Japan Edges Forward in Digital Broadcasting

Publish date:
Updated on

Tokyo -- Japan's bid to enter the digital-broadcasting
age is rapidly taking shape. Although broadcasts won't begin until December 2000,
manufacturers are scrambling to have new receivers, set-top boxes, digital tuners and even
flat-panel, plasma-display televisions in the shops by next June.

Also, 11 broadcasters have formed a joint venture to
develop common digital-terrestrial-TV (DTT) equipment enabling subscribers to receive
digital transmissions aired by national broadcaster NHK's new B-SAT 2 satellite in
late 2000.

Unlike such markets as the United Kingdom, Japan will not
use DTT to provide multichannel television, but rather high-definition TV. Digital signals
will be downlinked from the satellite, then retransmitted as DTT signals.

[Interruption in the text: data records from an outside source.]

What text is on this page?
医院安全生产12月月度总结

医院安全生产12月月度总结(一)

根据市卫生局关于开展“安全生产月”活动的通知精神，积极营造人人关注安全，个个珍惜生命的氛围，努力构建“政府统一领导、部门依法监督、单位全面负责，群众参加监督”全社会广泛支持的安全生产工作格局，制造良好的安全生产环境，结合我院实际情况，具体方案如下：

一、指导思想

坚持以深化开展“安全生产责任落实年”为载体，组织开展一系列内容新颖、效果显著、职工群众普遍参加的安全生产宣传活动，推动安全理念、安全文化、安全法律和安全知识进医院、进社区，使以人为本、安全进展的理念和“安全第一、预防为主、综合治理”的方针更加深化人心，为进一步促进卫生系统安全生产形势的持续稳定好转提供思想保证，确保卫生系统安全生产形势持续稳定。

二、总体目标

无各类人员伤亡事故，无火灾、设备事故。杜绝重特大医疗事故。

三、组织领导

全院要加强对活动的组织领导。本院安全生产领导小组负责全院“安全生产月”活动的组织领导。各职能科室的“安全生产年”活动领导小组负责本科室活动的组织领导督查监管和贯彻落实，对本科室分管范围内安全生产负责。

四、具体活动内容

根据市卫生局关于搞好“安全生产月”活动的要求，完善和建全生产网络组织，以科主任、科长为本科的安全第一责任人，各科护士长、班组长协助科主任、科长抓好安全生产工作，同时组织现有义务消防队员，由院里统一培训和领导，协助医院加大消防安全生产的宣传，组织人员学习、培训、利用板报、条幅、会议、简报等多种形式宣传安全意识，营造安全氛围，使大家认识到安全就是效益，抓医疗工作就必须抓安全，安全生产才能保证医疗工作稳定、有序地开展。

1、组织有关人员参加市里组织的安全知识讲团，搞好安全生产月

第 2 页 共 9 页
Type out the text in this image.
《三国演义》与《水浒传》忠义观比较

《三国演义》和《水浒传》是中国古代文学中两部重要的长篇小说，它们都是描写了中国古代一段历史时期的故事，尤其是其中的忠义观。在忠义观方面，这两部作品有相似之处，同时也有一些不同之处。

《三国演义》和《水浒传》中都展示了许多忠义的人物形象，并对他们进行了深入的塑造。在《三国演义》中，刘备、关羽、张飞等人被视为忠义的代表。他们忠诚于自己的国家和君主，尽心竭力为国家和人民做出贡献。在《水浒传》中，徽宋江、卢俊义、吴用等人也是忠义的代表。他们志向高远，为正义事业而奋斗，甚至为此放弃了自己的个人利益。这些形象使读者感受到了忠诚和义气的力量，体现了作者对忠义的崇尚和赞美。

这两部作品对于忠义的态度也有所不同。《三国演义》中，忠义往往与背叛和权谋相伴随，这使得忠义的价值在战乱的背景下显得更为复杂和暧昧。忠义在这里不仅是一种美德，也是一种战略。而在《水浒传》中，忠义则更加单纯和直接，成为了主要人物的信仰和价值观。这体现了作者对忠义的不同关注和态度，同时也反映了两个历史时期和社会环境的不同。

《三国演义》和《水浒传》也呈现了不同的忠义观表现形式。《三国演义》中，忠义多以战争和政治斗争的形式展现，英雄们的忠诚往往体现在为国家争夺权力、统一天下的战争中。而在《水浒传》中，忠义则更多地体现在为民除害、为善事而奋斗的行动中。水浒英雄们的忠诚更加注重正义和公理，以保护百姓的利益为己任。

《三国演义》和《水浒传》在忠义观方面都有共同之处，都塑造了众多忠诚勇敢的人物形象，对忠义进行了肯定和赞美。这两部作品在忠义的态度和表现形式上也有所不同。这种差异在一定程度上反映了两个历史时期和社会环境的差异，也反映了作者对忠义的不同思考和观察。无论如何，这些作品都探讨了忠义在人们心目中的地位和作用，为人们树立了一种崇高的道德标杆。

Although Japan's "big five" broadcasters
said they won't initially market the HDTV signals as pay channels, they are
developing a single-card, conditional-access system in case they change their minds.

So far, the pay TV industry appears unconcerned by the
arrival of DTT.

"We're not interested [in the DTT plans];
we're going our own way," said Yoshi Namiki, spokesperson for direct-to-home
platform SkyPerfecTV!. "We've got better content, new genres, and we added
another 73,000 subscribers last month."

How DTT will play out remains to be seen. Each commercial
broadcaster says it will use the new digital channel to focus on competitive issues.

NHK says all players have agreed to broadcast high-quality
programming and that even though consumers could have access to as many as 300 channels,
they will only frequently watch about 10 of them.

The DTT consortium will operate until December of next year
and has applied for a license to do so.

"We assume, by December, most people will have digital
receivers in their homes," an NHK spokesperson said.